Regarding the controversy over DeepSeek's GPU usage, Cheng called for closer observation of its performance on Hugging Face. Meanwhile, Meta's Chief AI Scientist Yann LeCun dismissed claims that DeepSeek's rise signals China's AI overtaking the US, instead framing it as proof that open-source models are outpacing closed systems. Industry sources reveal Meta has set up a "war room" to analyze DeepSeek's breakthroughs.
Cheng sees Meta's Llama as the strongest contender to reclaim dominance in open-source AI, given Meta's relatively lighter burden in navigating the open-source dilemma. According to Cheng, the community will evolve into a showdown between DeepSeek and Meta. DeepSeek's boldest move, he said, was open-sourcing everything, leveling the playing field. While US firms may adopt DeepSeek's technology, he added, "This time, it would be a rather humbling decision for them."

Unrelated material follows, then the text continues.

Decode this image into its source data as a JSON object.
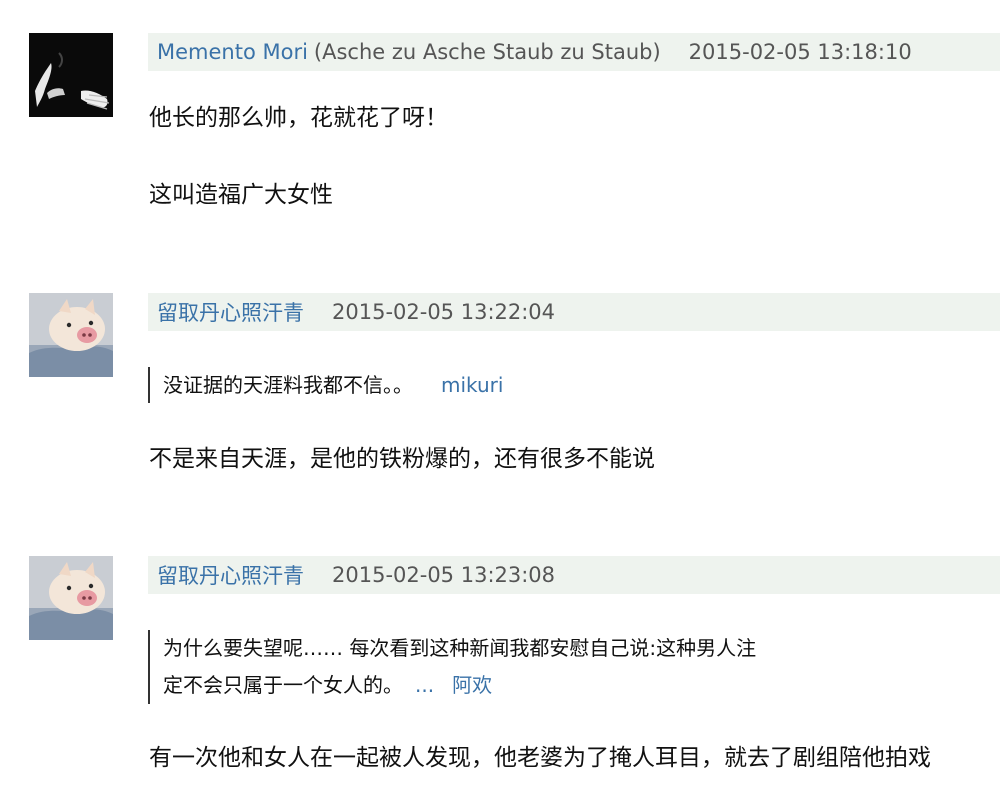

In a separate analysis, Seasalt.ai co-founder and CTO Guoguo Chen described DeepSeek as a testament to engineering prowess, having leveraged every available optimization technique. Chen explained that the company's R1 model was likely trained from scratch and distilled into smaller variants using supervised fine-tuning on Llama or Qwen—though the compact versions function independently.